La curiosité tenace des petits,
Autour du bois flambant qui faisait peur aux bêtes,
Luisait, et, sous les poils broussailleux de ces têtes,
Des forces grandissaient pour tous les appétits.

Mon pauvre aïeul, errant de repaire en repaire,
Oh ! la faim, la noirceur du ciel, les animaux,
L’effroi, la nuit, l’hiver, l’horreur de tous les maux
T’accablaient ! Ô mon pauvre aïeul, mon pauvre père !

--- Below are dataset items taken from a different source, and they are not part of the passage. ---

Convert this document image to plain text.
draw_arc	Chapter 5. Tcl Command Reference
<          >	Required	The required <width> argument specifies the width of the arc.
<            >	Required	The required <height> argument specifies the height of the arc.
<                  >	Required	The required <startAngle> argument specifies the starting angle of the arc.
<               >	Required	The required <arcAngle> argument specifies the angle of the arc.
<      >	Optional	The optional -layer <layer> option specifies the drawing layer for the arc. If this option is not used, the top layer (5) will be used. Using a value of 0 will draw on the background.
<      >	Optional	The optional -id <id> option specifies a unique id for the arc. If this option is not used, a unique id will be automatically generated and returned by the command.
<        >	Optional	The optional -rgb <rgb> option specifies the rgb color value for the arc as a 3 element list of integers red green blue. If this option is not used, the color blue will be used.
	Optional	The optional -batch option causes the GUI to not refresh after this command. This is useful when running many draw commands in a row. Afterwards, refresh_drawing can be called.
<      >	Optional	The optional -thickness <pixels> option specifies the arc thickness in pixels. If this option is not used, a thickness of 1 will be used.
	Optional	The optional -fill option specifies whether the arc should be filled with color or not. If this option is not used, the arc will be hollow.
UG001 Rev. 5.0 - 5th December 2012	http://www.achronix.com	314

Ivre, les yeux perdus dans les pleurs et le sang,
Ta main ravit, aux flancs affreux de la Nature,
Le roc; tu fis une arme avec cette ossature
Du sol où tu n’avais marché qu’en te blessant.
Et le cerf franchissant, agile, les espaces,

Tu le frappas ; tu pris l’ours ; tu mis aux abois
Le lourd rhinocéros et le renne aux longs bois ;
Et tu devins l’égal des dents les plus rapaces ;

Puis le vainqueur ! Alors, de ces pierres tu fis,
En délassant tes reins des féroces poursuites,
Chez toi, dans l’apaisante odeur des viandes cuites,
Les ornements d’amour pour la femme et les fils.

... Cependant, est-ce vous, haches, flèches aiguës,
Vieux silex, que je vois, bien soignés et bien clos,
Vous, taillés quand l’horreur gelait au creux des os
Notre famille errante, aux époques perdues ?

Étiquetés dans ces vitrines, vous dormez ;
Et les fauves, nos vieux rivaux, au fond des sables,
Hâves, traînent le cri des faims inapaisables,
Comme un écho de nos longs sanglots d’affamés.